The Block Adaptive Tree Library (BATL) is developed by 
Gabor Toth, Bart van der Holst and Lars Daldorff at the University of Michigan.
The use of this code is only permitted as part of other University of Michigan
developed codes, such as BATS-R-US and the READAMR library.

The READAMR library allows reading and interpolating BATS-R-US 
output data files. It can be run in serial and parallel mode too.
To install the library you need to know the name of the available
Fortran 90 compiler. Type

Config.pl -compiler

to list the supported Fortran 90 compilers. If you cannot find the 
compiler, you will have to create a

share/build/Makefile.YOUROS.YOURCOMPILER

file based on one of the other files.

If there is a working MPI library on the machine, install the code with

Config.pl -install -compiler=F90COMPILER

otherwise use

Config.pl -install -nompi -compiler=F90COMPILER

Note that in the latter case READAMR can only be used in serial mode.

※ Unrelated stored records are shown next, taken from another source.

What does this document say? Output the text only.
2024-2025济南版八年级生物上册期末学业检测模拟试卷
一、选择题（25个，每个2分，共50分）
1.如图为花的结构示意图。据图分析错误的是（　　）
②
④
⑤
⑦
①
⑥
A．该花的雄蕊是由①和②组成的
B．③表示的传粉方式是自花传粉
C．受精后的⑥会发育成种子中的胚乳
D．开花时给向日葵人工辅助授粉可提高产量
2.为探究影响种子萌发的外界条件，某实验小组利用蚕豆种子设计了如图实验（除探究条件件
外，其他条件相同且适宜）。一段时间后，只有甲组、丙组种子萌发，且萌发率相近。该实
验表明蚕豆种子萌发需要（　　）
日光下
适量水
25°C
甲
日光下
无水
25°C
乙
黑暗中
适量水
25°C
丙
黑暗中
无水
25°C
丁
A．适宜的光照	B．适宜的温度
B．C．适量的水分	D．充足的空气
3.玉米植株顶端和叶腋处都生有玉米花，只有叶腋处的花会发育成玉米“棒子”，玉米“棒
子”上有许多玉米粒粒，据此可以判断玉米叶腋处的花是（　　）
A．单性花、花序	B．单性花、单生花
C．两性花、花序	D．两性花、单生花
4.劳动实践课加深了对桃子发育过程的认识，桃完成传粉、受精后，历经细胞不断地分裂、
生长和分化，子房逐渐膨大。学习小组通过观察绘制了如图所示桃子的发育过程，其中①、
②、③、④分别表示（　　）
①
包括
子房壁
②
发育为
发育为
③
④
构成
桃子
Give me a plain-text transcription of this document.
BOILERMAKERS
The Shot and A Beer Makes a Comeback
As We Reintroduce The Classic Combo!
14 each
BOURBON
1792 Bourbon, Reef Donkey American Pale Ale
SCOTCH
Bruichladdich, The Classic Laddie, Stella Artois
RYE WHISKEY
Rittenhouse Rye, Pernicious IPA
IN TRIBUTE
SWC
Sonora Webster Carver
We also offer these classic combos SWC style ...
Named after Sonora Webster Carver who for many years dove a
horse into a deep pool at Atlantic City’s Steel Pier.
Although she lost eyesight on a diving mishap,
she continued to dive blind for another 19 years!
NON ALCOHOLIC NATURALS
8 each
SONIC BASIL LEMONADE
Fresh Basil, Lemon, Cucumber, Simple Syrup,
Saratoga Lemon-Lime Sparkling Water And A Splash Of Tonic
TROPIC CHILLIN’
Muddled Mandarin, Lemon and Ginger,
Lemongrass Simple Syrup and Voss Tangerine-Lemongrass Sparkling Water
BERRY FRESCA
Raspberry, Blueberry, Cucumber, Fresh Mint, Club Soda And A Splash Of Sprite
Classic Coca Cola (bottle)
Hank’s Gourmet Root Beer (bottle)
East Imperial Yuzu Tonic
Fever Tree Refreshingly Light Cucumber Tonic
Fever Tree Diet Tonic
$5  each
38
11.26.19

Some sample data files with extensions .out or .idl are provided 
in the data/ directory. Each data file BASENAME.out or BASENAME.idl
has a corresponding header file BASENAME.h or BASENAME.info, and 
a corresponding tree descriptor file BASENAME.tree.
These data, header and tree files were produced by BATSRUS using the 
data/PARAM.in* input files.
The data files prepared for READAMR have to be unstructured (PlotDx=-1) 
3D IDL files for 3D grids. For 2D and 1D grids the "2d" and "1d" plot area
names should be used, respectiveky. See the #SAVEPLOT commands in 
the data/PARAM.in* files for good examples.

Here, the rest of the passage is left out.